Dirk entrecerró los ojos. La aparición de Foletto como de la nada había supuesto un golpe de suerte poco habitual, y, por los Nueve Infiernos, qué bien le vendría algo de ayuda allí, atrapado en la Tierra. Mentalmente, se dio unas palmaditas en la espalda por no haber ajusticiado al Rey Skirrit en el pasado y haber respetado sus acuerdos previos con él. De no haber actuado así, Foletto ni siquiera se encontraría allí.

El skirrit parecía tener la impresión de que Dirk pretendía invocarle, pero la verdad sea dicha, Dirk se había olvidado por completo de los skirrits y de su rey y, en cualquier caso, no tenía ninguna posibilidad de recitar el conjuro de invocación. Aun así, carecía de sentido permitir que Foletto lo supiese, y, de todas formas, ¿por qué no iba a acudir con independencia de que lo hubiera llamado Dirk o no? El poder y la esencia de un Señor Oscuro siempre atraían a criaturas como aquella: se sentían atraídas a él como las polillas a la luz.

Dirk evaluó la situación por un instante.

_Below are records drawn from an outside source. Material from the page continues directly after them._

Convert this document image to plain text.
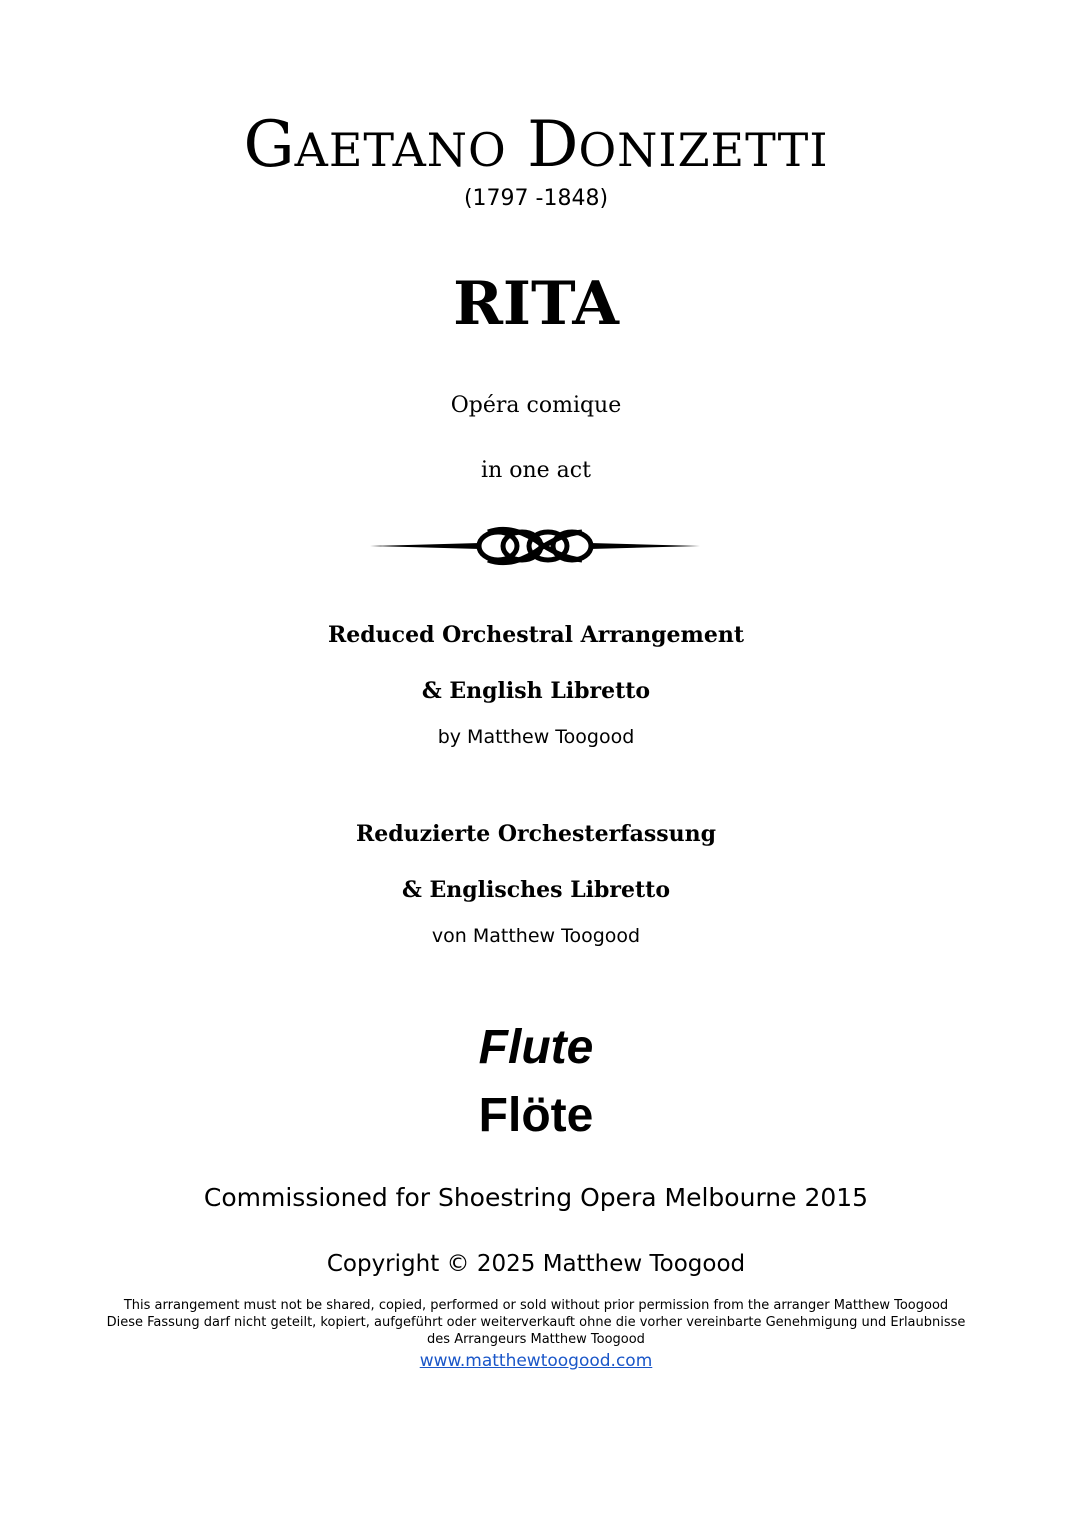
GAETANO DONIZETTI

(1797 -1848)

RITA

Opéra comique

in one act

Reduced Orchestral Arrangement

& English Libretto

by Matthew Toogood

Reduzierte Orchesterfassung

& Englisches Libretto

von Matthew Toogood

Flute

Flöte

Commissioned for Shoestring Opera Melbourne 2015

Copyright © 2025 Matthew Toogood

This arrangement must not be shared, copied, performed or sold without prior permission from the arranger Matthew Toogood

Diese Fassung darf nicht geteilt, kopiert, aufgeführt oder weiterverkauft ohne die vorher vereinbarte Genehmigung und Erlaubnisse

des Arrangeurs Matthew Toogood

www.matthewtoogood.com
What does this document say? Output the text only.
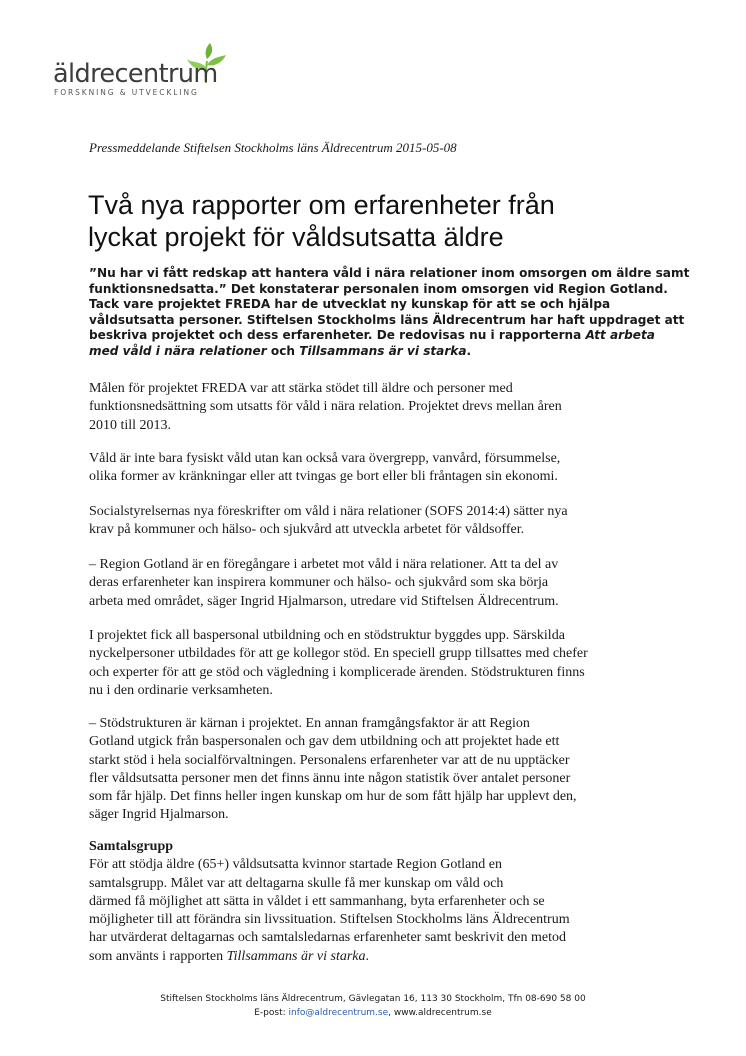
äldrecentrum
FORSKNING & UTVECKLING
Pressmeddelande Stiftelsen Stockholms läns Äldrecentrum 2015-05-08
Två nya rapporter om erfarenheter från
lyckat projekt för våldsutsatta äldre

”Nu har vi fått redskap att hantera våld i nära relationer inom omsorgen om äldre samt
funktionsnedsatta.” Det konstaterar personalen inom omsorgen vid Region Gotland.
Tack vare projektet FREDA har de utvecklat ny kunskap för att se och hjälpa
våldsutsatta personer. Stiftelsen Stockholms läns Äldrecentrum har haft uppdraget att
beskriva projektet och dess erfarenheter. De redovisas nu i rapporterna Att arbeta
med våld i nära relationer och Tillsammans är vi starka.

Målen för projektet FREDA var att stärka stödet till äldre och personer med
funktionsnedsättning som utsatts för våld i nära relation. Projektet drevs mellan åren
2010 till 2013.
Våld är inte bara fysiskt våld utan kan också vara övergrepp, vanvård, försummelse,
olika former av kränkningar eller att tvingas ge bort eller bli fråntagen sin ekonomi.
Socialstyrelsernas nya föreskrifter om våld i nära relationer (SOFS 2014:4) sätter nya
krav på kommuner och hälso- och sjukvård att utveckla arbetet för våldsoffer.
– Region Gotland är en föregångare i arbetet mot våld i nära relationer. Att ta del av
deras erfarenheter kan inspirera kommuner och hälso- och sjukvård som ska börja
arbeta med området, säger Ingrid Hjalmarson, utredare vid Stiftelsen Äldrecentrum.
I projektet fick all baspersonal utbildning och en stödstruktur byggdes upp. Särskilda
nyckelpersoner utbildades för att ge kollegor stöd. En speciell grupp tillsattes med chefer
och experter för att ge stöd och vägledning i komplicerade ärenden. Stödstrukturen finns
nu i den ordinarie verksamheten.
– Stödstrukturen är kärnan i projektet. En annan framgångsfaktor är att Region
Gotland utgick från baspersonalen och gav dem utbildning och att projektet hade ett
starkt stöd i hela socialförvaltningen. Personalens erfarenheter var att de nu upptäcker
fler våldsutsatta personer men det finns ännu inte någon statistik över antalet personer
som får hjälp. Det finns heller ingen kunskap om hur de som fått hjälp har upplevt den,
säger Ingrid Hjalmarson.
Samtalsgrupp
För att stödja äldre (65+) våldsutsatta kvinnor startade Region Gotland en
samtalsgrupp. Målet var att deltagarna skulle få mer kunskap om våld och
därmed få möjlighet att sätta in våldet i ett sammanhang, byta erfarenheter och se
möjligheter till att förändra sin livssituation. Stiftelsen Stockholms läns Äldrecentrum
har utvärderat deltagarnas och samtalsledarnas erfarenheter samt beskrivit den metod
som använts i rapporten Tillsammans är vi starka.
Stiftelsen Stockholms läns Äldrecentrum, Gävlegatan 16, 113 30 Stockholm, Tfn 08-690 58 00
E-post: info@aldrecentrum.se, www.aldrecentrum.se
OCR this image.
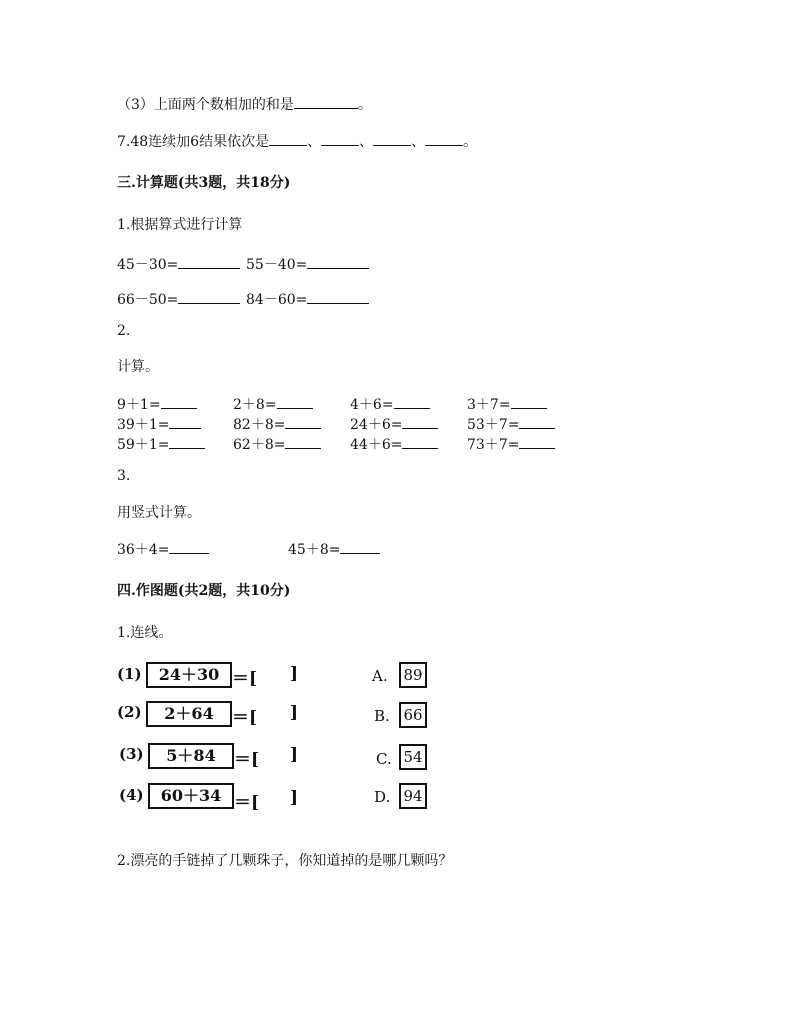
（3）上面两个数相加的和是	。
7.48连续加6结果依次是	、	、	、	。
三.计算题(共3题，共18分)
1.根据算式进行计算
45－30=	55－40=
66－50=	84－60=
2.
计算。
9＋1=	2＋8=	4＋6=	3＋7=
39＋1=	82＋8=	24＋6=	53＋7=
59＋1=	62＋8=	44＋6=	73＋7=
3.
用竖式计算。
36＋4=	45＋8=
四.作图题(共2题，共10分)
1.连线。
(1)	24＋30 ＝[ ]
(2)	2＋64	＝[ ]
(3)	5＋84	＝[ ]
(4)	60＋34 ＝[ ]
A. 89
B. 66
C. 54
D. 94
2.漂亮的手链掉了几颗珠子，你知道掉的是哪几颗吗？
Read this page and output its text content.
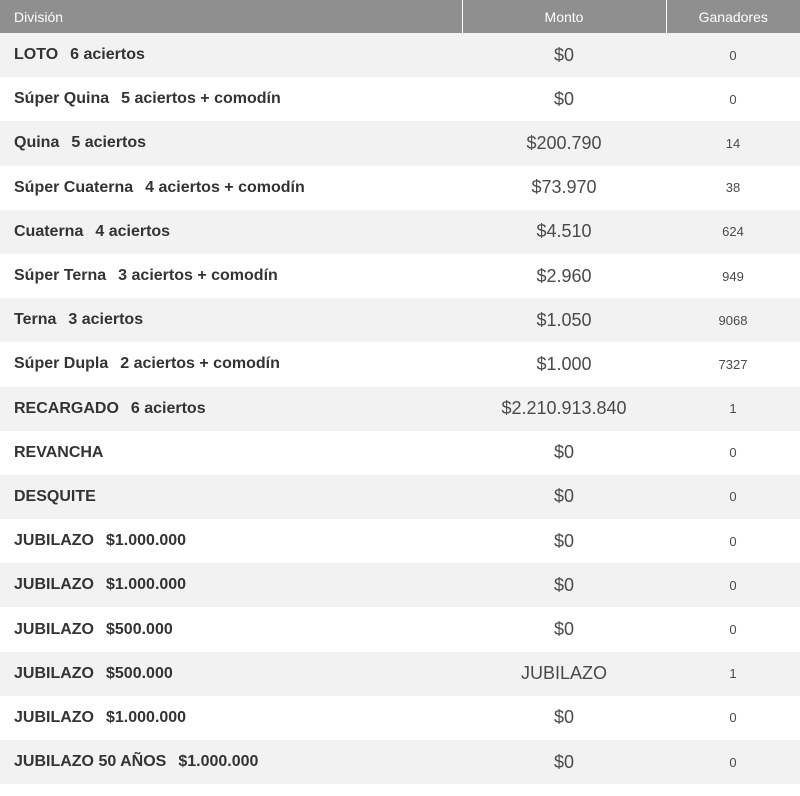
División	Monto	Ganadores
LOTO 6 aciertos	$0	0
Súper Quina 5 aciertos + comodín	$0	0
Quina 5 aciertos	$200.790	14
Súper Cuaterna 4 aciertos + comodín	$73.970	38
Cuaterna 4 aciertos	$4.510	624
Súper Terna 3 aciertos + comodín	$2.960	949
Terna 3 aciertos	$1.050	9068
Súper Dupla 2 aciertos + comodín	$1.000	7327
RECARGADO 6 aciertos	$2.210.913.840	1
REVANCHA	$0	0
DESQUITE	$0	0
JUBILAZO $1.000.000	$0	0
JUBILAZO $1.000.000	$0	0
JUBILAZO $500.000	$0	0
JUBILAZO $500.000	JUBILAZO	1
JUBILAZO $1.000.000	$0	0
JUBILAZO 50 AÑOS $1.000.000	$0	0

—Hay una tarea que os encargaría —dijo finalmente—. En cuanto al pago, ¿qué os parecería que prometiese daros lo que deseara vuestro corazón si os dirigís a mí una vez que me encuentre de nuevo al mando en mi Tenebrosa Torre de Hierro y haya recuperado mi poder?

El Rey Skirrit dejó escapar una exclamación ahogada pero sonora.

—Lo que desee mi corazón…

Resultaba evidente que Foletto estaba sorprendido. La situación del Oscuro debía de ser bastante mala para que hiciese una oferta semejante. Con precaución (tenías que ser especialmente precavido al negociar con el Nigromante Supremo, más aún si se hallaba en un aprieto), respondió:

—Mmm, sí, a pesar de vuestro precario estado actual, estoy seguro de que podremos llegar a algún tipo de acuerdo, Vuestra Imperial Oscuridad.